I think this can be easily solved by employing the Longest Common Substring/Subsequence algorithm on one of the strings (e.g. "conair") and the other string appended to itself once (e.g. "aircon" -> "airconaircon").

Sample code in C:

#include <stdio.h>
#include <string.h>
#include <stdlib.h>

// Returns the length of the longest common substring (LCS)
// between two given strings.
//
// This recursive implementation can be replaced by a
// more performant dynamic programming implementation.
size_t llcs(const char* s1, const char* s2)
{
  size_t len[3];

  if (*s1 == '\0' || *s2 == '\0') return 0;

  len[0] = (*s1 == *s2) + llcs(s1 + 1, s2 + 1);
  len[1] = llcs(s1 + 1, s2);
  len[2] = llcs(s1, s2 + 1);

  if (len[0] < len[1]) len[0] = len[1];
  if (len[0] < len[2]) len[0] = len[2];

  return len[0];
}

// Returns similarity of two given strings in the range
// from 0.0 to 1.0 (1.0 for equal strings).
double similarity(const char* s1, const char* s2)
{
  size_t s1len = strlen(s1);
  size_t s2len = strlen(s2);
  double sim;

  if (s1len == 0 && s2len == 0)
  {
    // Two empty strings are equal
    sim = 1;
  }
  else
  {
    size_t len;
    // Append s1 to itself in s1s1 (e.g. "aircon" -> "airconaircon")
    char* s1s1 = malloc(s1len * 2 + 1);
    strcpy(s1s1, s1);
    strcpy(s1s1 + s1len, s1);

    // Find the length of the LCS between s1s1 and s2
    // (e.g. between "airconaircon" and "conair")
    len = llcs(s1s1, s2);
    // We need it not longer than s1 (e.g. "aircon")
    // since we're actually comparing s1 and s2
    if (len > s1len) len = s1len;

    len *= 2;

    // Prevent 100% similarity between a string and its
    // cyclically shifted version (e.g. "aircon" and "conair")
    if (len == s1len + s2len && strcmp(s1, s2) != 0) len--;

    // Get the final measure of the similarity
    sim = (double)len / (s1len + s2len);

    free(s1s1);
  }

  return sim;
}

int main(int argc, char** argv)
{
  if (argc == 3)
    printf("Similarity of \"%s\" and \"%s\" is %.2f%%\n",
           argv[1], argv[2], 100 * similarity(argv[1], argv[2]));
  else
    printf("Usage:\n  %s string1 string2\n",
           argv[0]);
  return 0;
}

Sample output:

Similarity of "123" and "123" is 100.00%
Similarity of "123" and "1234" is 85.71%
Similarity of "0123" and "123" is 85.71%
Similarity of "a" and "aa" is 66.67%
Similarity of "aa" and "a" is 66.67%
Similarity of "aaaaaaa" and "aaaaaa" is 92.31%
Similarity of "aaaaaa" and "aaaaaaa" is 92.31%
Similarity of "aircon" and "conair" is 91.67%
Similarity of "spit" and "pits" is 87.50%
Similarity of "pits" and "spit" is 87.50%
Similarity of "spits" and "pits" is 88.89%
Similarity of "pits" and "spits" is 88.89%

Answer 4

Sorting the words and finding Levenshtein would give a 100% match for your example but it would also give a 100% match for, for e.g.

CONAIR
RCIAON

which might not be what you want.

The other way to define similarity would be to find out common substrings for 2 strings. You can create a Suffix Tree and find out all common substrings and try to determine how similar they are. So for your e.g. the suffix tree would give common substrings as CON & AIR which covers the whole word (for your 2 strings) and thus concluding them as similar.

Answer 5

Theoretically, the approach you are using is correct for the problem that you are trying to solve. But Levenstein would consider only the individual characters the two sets.
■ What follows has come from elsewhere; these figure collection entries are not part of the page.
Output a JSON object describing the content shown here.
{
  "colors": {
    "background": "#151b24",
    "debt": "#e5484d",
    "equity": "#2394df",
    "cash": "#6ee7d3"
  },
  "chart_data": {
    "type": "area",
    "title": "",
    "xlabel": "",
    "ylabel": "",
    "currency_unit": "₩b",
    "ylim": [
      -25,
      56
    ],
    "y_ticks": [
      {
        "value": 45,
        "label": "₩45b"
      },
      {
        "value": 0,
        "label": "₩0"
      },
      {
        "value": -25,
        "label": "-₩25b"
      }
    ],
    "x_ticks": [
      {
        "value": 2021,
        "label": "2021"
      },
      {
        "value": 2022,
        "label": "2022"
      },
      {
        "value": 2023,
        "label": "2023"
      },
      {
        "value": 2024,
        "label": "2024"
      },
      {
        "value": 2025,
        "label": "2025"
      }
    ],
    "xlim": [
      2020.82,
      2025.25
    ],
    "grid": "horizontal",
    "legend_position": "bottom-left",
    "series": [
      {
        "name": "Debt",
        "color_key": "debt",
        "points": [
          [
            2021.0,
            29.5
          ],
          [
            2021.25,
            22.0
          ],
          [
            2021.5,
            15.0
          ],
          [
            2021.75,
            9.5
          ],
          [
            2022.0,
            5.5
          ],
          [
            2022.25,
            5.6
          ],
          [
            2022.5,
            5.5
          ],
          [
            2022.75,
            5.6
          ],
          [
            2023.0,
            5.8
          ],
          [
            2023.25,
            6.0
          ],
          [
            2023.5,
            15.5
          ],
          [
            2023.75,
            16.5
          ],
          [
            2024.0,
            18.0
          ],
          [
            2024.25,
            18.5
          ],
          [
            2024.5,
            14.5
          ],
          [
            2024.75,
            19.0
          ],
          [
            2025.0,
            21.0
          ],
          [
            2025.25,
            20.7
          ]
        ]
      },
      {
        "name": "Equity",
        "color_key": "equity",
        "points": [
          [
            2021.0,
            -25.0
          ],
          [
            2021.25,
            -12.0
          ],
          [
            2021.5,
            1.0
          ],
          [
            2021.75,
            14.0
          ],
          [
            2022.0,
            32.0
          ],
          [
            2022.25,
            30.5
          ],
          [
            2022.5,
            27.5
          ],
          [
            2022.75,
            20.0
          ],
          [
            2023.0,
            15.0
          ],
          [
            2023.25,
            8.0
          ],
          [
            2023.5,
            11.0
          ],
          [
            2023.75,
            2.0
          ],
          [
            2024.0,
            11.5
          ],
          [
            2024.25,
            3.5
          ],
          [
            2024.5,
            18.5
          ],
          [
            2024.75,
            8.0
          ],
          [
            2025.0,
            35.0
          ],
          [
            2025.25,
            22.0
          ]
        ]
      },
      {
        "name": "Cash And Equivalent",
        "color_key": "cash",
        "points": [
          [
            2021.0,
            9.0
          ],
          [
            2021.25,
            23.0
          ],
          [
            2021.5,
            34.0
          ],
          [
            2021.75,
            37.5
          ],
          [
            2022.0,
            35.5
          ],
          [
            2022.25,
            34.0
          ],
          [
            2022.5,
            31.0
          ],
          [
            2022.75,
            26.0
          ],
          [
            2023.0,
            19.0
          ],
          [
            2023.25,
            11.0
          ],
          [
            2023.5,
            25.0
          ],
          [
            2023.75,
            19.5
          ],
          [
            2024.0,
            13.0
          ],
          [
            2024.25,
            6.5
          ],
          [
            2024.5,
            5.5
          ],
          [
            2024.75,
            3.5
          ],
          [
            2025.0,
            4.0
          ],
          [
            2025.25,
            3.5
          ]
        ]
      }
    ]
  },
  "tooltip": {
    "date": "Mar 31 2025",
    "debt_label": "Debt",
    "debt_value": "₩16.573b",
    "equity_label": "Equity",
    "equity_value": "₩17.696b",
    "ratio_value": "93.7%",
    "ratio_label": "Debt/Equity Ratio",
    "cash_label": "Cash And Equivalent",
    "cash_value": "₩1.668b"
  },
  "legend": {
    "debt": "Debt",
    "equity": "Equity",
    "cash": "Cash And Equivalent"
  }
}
The string similarity could also be found using Longest Common Subsequence method and then you can see Levenstein on rest of the unmatched.

In case you want to do a clustered approach, the following answer seems to have some details, but obviously it is more difficult to implement.

Answer 6

It sounds like you may want to try doing Levenshtein distance using syllables or phonemes instead of letters.

Answer 7

I would divide the term into unigrams, bigrams and trigrams, then calculate cosine similarity.